0

I posted last week about how to replace values in one dataframe with value from another dataframe if conditions are met to create my desired result on a single set of data (which I have since solved). Now, I am trying to create a loop that can be executed for all the files I have in a folder.

Briefly, each set of data has a matching pair .tsv files: One of the raw data, and one of the means of the replicates (specified in the instrument software prior to exporting .tsv files). An example pairing would look like "072621Liver1.tsv" (the raw data file) and "072621Liver1_replicates.tsv" (means data). The previous example I posted describes how I created a single tibble from the two files.

Now, I am struggling to batch process all the paired files in my data set. I posted my best solution to this so far, but I'm still getting error messages like the one below.

(Error: Cannot open file for writing: 'C:\Users\asmit\Desktop\pratice_files\072621Liver1.tsv)'

If I don't get that message and the code runs, the .csv files I am also trying to write are not being created as they don't show up in the folder after it executes. I know something is off but I can't put my finger on what exactly it is. I've posted my script for best solution I've come up with thus far below... any help to get this to actually run would be really appreciated! I feel like I'm close to the answer but can't quite get there.
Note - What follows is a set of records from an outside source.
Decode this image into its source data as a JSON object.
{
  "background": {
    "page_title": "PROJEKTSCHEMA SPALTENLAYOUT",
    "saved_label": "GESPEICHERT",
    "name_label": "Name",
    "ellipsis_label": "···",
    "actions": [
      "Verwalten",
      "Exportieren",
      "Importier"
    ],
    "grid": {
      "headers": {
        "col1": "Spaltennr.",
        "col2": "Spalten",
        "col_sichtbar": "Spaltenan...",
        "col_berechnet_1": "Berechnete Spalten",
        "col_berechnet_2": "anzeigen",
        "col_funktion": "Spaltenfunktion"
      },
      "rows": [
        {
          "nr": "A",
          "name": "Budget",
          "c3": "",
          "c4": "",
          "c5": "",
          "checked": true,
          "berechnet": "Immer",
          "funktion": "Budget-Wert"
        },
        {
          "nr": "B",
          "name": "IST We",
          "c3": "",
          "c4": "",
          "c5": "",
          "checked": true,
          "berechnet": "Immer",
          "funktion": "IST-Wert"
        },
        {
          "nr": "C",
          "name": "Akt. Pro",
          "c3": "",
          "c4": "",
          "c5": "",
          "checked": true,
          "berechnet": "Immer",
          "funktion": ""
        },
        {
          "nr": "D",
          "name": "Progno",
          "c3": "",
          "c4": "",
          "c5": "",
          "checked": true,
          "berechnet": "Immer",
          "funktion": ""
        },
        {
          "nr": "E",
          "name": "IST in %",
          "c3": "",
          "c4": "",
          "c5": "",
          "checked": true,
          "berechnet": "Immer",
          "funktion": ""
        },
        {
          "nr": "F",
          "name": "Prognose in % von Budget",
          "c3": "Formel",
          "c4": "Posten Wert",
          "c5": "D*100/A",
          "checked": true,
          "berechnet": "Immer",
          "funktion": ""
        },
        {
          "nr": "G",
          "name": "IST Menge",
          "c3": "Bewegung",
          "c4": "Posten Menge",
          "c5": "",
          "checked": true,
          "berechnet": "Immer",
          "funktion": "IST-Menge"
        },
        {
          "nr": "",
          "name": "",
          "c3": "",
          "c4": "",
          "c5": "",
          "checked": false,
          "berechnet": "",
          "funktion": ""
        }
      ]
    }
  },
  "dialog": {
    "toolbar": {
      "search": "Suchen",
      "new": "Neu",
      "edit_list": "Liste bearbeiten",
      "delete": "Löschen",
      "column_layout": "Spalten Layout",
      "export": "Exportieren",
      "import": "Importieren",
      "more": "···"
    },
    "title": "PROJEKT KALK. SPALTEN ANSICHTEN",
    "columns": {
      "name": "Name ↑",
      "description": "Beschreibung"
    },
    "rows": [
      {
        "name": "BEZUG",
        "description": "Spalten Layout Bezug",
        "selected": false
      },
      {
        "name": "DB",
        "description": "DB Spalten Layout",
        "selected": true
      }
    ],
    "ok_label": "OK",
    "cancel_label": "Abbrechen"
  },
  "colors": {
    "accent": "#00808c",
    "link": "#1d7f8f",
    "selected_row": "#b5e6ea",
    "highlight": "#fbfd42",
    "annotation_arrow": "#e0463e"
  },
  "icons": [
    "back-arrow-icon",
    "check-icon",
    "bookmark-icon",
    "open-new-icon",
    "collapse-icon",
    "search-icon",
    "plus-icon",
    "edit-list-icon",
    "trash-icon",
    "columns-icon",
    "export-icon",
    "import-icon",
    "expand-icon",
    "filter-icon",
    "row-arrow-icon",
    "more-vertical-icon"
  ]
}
###import .tsv of PCR results, formatting, natural sort. Export cleaned file as .csv.
###import .tsv of Replicates file, split $Samples column in two and re-combine in Replicates.
###Export modified Replicates tibble to new .csv file.

##environment setup; change folder accordingly. Install tidyverse if needed.
#setwd("C:/Users/asmit/Desktop/pratice_files/pratice/")
##install.packages(tidyverse)

library(tidyverse)

### lists of all sets of files (lists are the same length)
singlet_files <- list.files(path = ".", pattern = "[^replicates]\\.tsv")
singlet_cleaned <- list.files(path = ".", pattern = "[_cleaned]\\.csv")
matching_pair_files <- list.files(path = ".", pattern = "[replicates]\\.tsv")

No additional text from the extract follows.